弄明白原委,就好插手了。“江俞。”燕長星清清淡淡二字,阻止了兩人火拚。
“你怎麼知道是我?”江俞並非沒有認出林溶和阮夕燭,畢竟這兩人在武林大會上是難得的沒易容的人。但她現在又換了個模樣,還棄弓用掌,按道理不會被發現才對。
“武林大會《易相經》是我放的。你因何追殺這些人?”
“魔教的,自然是打家劫舍,無惡不為。我見她們搶奪富商貨物,出手訓誡。”短短時日不見,她應是發生了不少事,以致開口便帶著些江湖血性。
“可否留她一命?”燕長星指向伸腿瞪眼的阮溪年。她並不想做什麼挾恩圖報的事,之前贈經也是隨心所欲,故而提出新的交易條件,“你也要去魔教老巢?不妨同行,人多力量大。”
江俞思索半晌,成功入隊。她隻是一時被仇恨蒙蔽,並非丟了腦子。自上次武林大會後,她四處奔走,終於發現自家暗影山莊的滅門與魔教教主脫不了乾係。都說苦難能讓人看透人心,她多處求援,隻換得冷眼與出賣。心灰意冷之下才單槍匹馬趕來。

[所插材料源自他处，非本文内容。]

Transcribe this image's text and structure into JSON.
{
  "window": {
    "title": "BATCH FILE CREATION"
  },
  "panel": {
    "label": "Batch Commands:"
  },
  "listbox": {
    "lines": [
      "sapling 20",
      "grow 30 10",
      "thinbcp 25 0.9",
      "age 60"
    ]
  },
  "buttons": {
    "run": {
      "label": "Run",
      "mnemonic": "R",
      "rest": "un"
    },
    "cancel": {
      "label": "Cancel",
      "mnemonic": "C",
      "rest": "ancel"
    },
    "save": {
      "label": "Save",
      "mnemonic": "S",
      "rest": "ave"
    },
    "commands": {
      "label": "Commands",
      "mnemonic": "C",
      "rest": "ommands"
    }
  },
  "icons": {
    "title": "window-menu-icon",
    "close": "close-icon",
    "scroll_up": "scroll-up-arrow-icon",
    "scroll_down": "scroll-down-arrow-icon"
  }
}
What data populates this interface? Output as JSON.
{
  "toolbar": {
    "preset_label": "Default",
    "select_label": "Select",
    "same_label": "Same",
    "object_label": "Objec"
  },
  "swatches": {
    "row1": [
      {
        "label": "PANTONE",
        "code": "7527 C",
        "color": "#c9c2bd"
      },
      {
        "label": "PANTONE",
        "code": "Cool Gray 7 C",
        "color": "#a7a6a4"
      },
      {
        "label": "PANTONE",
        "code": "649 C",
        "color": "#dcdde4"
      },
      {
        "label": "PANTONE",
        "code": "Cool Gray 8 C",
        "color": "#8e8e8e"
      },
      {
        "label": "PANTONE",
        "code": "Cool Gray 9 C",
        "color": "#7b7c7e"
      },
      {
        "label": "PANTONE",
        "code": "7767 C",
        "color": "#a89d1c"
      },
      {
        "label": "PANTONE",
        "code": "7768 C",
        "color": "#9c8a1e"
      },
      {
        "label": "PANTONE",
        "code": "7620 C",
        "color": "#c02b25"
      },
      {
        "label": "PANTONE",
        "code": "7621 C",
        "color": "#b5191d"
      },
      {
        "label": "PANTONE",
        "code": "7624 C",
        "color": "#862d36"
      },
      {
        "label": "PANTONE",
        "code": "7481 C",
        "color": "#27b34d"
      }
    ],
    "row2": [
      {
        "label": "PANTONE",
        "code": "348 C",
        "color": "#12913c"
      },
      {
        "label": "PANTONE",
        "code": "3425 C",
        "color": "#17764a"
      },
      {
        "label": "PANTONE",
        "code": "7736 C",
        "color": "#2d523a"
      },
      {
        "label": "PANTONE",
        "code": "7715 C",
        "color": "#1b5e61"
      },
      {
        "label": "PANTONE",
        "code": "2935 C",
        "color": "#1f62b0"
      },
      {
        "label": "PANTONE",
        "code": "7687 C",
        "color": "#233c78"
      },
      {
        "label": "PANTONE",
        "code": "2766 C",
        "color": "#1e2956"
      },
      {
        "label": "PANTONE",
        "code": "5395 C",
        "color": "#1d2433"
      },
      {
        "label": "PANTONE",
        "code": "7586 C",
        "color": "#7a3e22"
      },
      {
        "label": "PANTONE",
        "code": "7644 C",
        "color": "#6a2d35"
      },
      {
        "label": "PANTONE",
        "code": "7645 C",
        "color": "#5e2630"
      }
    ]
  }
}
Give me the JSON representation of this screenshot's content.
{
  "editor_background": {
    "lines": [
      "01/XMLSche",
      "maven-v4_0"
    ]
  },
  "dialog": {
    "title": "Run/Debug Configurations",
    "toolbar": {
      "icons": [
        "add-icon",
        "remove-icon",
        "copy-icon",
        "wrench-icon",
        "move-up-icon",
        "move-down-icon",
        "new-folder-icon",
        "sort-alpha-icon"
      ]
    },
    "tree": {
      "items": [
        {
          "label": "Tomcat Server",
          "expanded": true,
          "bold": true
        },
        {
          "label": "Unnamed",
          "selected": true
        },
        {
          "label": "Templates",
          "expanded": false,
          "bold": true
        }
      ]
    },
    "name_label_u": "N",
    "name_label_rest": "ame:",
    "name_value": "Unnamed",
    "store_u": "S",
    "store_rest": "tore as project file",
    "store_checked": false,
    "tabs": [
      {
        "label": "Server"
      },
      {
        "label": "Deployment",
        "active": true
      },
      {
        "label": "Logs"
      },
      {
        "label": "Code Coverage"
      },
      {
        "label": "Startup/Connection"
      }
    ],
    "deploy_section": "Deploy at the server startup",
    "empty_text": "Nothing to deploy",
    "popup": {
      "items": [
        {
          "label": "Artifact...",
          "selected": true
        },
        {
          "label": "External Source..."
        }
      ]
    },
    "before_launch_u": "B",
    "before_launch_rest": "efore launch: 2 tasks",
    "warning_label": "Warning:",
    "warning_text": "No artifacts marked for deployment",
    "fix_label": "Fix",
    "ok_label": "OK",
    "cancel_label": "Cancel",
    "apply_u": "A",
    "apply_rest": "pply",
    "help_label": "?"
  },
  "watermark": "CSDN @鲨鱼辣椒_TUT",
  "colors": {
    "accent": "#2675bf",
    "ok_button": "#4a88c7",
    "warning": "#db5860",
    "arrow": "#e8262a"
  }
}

一時辰後,新的四人/幫蹲在河邊,等阮夕燭和阮溪年歸隊。
“怎麼還沒回來?”燕長星百無聊賴,乾脆折了根蘆葦在地上作畫,創作對象正是某係統。
“估計還在她逃,他追。”趙宸樂得見好友解開心結,索性天下第十一雙麵劍壓製個魔教初出茅廬的新星還是綽綽有餘。
…
阮溪年這輩子沒跑這麼快過。無論是在魔教訓練的時候,還是被江俞追殺的時候。她總能想辦法成為隊伍裡最優秀的那一個,這樣身後就永遠有墊背的人。當然,在魔教摸爬滾打小十年,她還保有米粒大小的一點良心,不然剛剛大可以一跑了之。
她隻是沒想到江俞這麼強,自己不僅沒機會把那個會給她記時間的撈走,還差點一塊把命搭進去。
論打架,阮溪年最多算個二流,因為年紀小。但是她隱匿身法學得極好,是在一次次生死關頭頓悟的。利用縮骨功將自己蜷於極窄樹洞內,又運轉龜息大法控製好呼吸節奏,阮溪年透過縫隙看了看焦急路過的阮夕燭,圓溜杏眼透出不符年紀的冷靜與狠心。
沒有趙宸那句話,她也知道阮夕燭一直在找她。她甚至知道,速來叛逆,少時每逢父母講學便逃課的阮夕燭成為天下第一說書人是為了讓她知道,他在哪。
但她不能失去這身武功。看阮夕燭的身影消失在視野中,阮溪年揪了一把自己乾枯的黃毛,告誡自己不要對任何人心軟。
即使她的哥哥哭得再難過。阮溪年就看著阮夕燭在半個時辰後又出現,不知是不是巧合,遠遠地,正對著她的方向。豔麗眉眼紅腫,像一朵花被狠狠踩在地上,蹂/躪出觸目驚心的汁水。
而她就是那個踐踏真心的人。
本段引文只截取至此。